The hardest part, the part that requires the most patience, is the pile of pieces. You know they go together, at least they used to. But the pieces of your person are disconnected, damaged, and a disheartening reminder of who they used to be.
They won’t make good decisions, they won’t remember what to do. They require love and patience.
©Pennie Nichols. All Rights Reserved. 2023.
My oldest brings a puzzle for the visit. Both daughters and mom sit to begin.
“Here, Mama Nick. Help me sort these.”
Mom no longer understands the geometry of a puzzle, but she sorts the colors, pulling all the sky close.
As we finish puzzling the mountains, flowers, and foliage, the sky remains scattered at mom’s elbows. The sky takes patience and time to connect.
We are running out of both.
“I could just get a hammer,” I joke.
Force the pieces together… but we all know the hammer will make a mess of the sky.
It doesn’t work on mom either. We can’t force her to remember, to understand.
She makes noises of satisfaction whenever one of us connects two pieces or slides a chunk of image into place.
“I’m not doing anything,” she grunts from time to time when she remembers she doesn’t remember how to connect.
“You helped us sort all these!” we remind her. The sky. The hardest part.
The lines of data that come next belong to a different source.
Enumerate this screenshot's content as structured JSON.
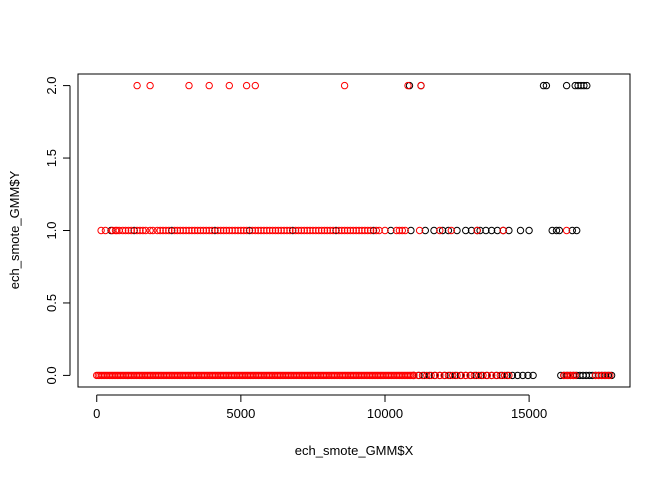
{
  "chart_data": {
    "type": "scatter",
    "title": "",
    "xlabel": "ech_smote_GMM$X",
    "ylabel": "ech_smote_GMM$Y",
    "xlim": [
      -650,
      18500
    ],
    "ylim": [
      -0.08,
      2.08
    ],
    "x_ticks": [
      0,
      5000,
      10000,
      15000
    ],
    "x_tick_labels": [
      "0",
      "5000",
      "10000",
      "15000"
    ],
    "y_ticks": [
      0.0,
      0.5,
      1.0,
      1.5,
      2.0
    ],
    "y_tick_labels": [
      "0.0",
      "0.5",
      "1.0",
      "1.5",
      "2.0"
    ],
    "grid": false,
    "series": [
      {
        "color": "#000000",
        "y0_ranges": [
          [
            11000,
            15200,
            180
          ],
          [
            16100,
            17950,
            110
          ]
        ],
        "y1_points": [
          500,
          1300,
          2600,
          4100,
          5300,
          6800,
          8300,
          9600,
          10200,
          10900,
          11400,
          11700,
          12000,
          12200,
          12500,
          12800,
          13000,
          13200,
          13300,
          13500,
          13700,
          13900,
          14100,
          14300,
          14700,
          15000,
          15800,
          15950,
          16050,
          16500,
          16650
        ],
        "y2_points": [
          10850,
          11250,
          15500,
          15600,
          16300,
          16600,
          16700,
          16800,
          16900,
          17000
        ]
      },
      {
        "color": "#ff0000",
        "y0_ranges": [
          [
            0,
            11000,
            55
          ],
          [
            11000,
            14400,
            150
          ],
          [
            16200,
            16600,
            80
          ],
          [
            17300,
            17800,
            100
          ]
        ],
        "y1_points": [
          150,
          300,
          550,
          650,
          700,
          780,
          900,
          1000,
          1100,
          1200,
          1400,
          1500,
          1600,
          1700,
          1850,
          1950,
          2100,
          2200,
          2300,
          2400,
          2500,
          2700,
          2800,
          2900,
          3000,
          3100,
          3200,
          3300,
          3400,
          3500,
          3600,
          3700,
          3800,
          3900,
          4000,
          4200,
          4300,
          4400,
          4500,
          4600,
          4700,
          4800,
          4900,
          5000,
          5100,
          5200,
          5400,
          5500,
          5600,
          5700,
          5800,
          5900,
          6000,
          6100,
          6200,
          6300,
          6400,
          6500,
          6600,
          6700,
          6900,
          7000,
          7100,
          7200,
          7300,
          7400,
          7500,
          7600,
          7700,
          7800,
          7900,
          8000,
          8100,
          8200,
          8400,
          8500,
          8600,
          8700,
          8800,
          8900,
          9000,
          9100,
          9200,
          9300,
          9400,
          9500,
          9700,
          9800,
          10000,
          10400,
          10500,
          10600,
          10700,
          11200,
          11900,
          12300,
          13200,
          14100,
          16300
        ],
        "y2_points": [
          1400,
          1850,
          3200,
          3900,
          4600,
          5200,
          5500,
          8600,
          10800,
          11250
        ]
      }
    ]
  }
}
She doesn’t always remember that she doesn’t remember and no amount of words or scolding can force the remembering into place.
A hammer will make a mess of the puzzle.
Sometimes it’s hard for us to remember, when she won’t listen, follow instructions. All she remembers is dad is out there, so she goes out the door, down the same steps that cracked her father’s hip, along the pool.
“No, Ms. Ma! You can’t go.”
So we have to follow.
When she wants to go down the spiral staircase to investigate what’s going on, no amount of reprimands will force her to remember I shouldn’t hazard those steps.
“No, mama. It’s dangerous.”
We have to distract her. When we’re out of time and patience, it’s hard. We just want a hammer. We want to… just… make… that… piece… fit.
But the hammer won’t fix the puzzle.
“Here, try this one,” we turn the sky pieces, hardly any color variations, over and over.
“I think this one goes there.” One fit for every fifteen tries.
Take her hand when she won’t listen.
“Ms. Ma, come with me. We’re going for a ride.”
Gentle shifts. Small tasks. Encouragement, thanks for your help, mama.
“It is what it is.”
My children use this phrase sometimes. I don’t love it, but in these moments, “it is what it is.”
She lost most of the pieces along her way. This is all we have left.
Deep breath. Hold your heart. This is sad and terribly frustrating when you’re short on patience and time.
I take her hand.
“Do you want to come with me?”
Most days she does.
We walk slowly through the dark field to my house. She litters the way with pieces of thoughts that I can’t always connect.
At my house she sees a pile of boxes, scattered like the pieces of sky. Maybe it’s in our genes, certainly in her muscle memory. I help her sit close to the boxes, where she spends the next two hours breaking them down, tearing and cutting them into pieces, then back together again.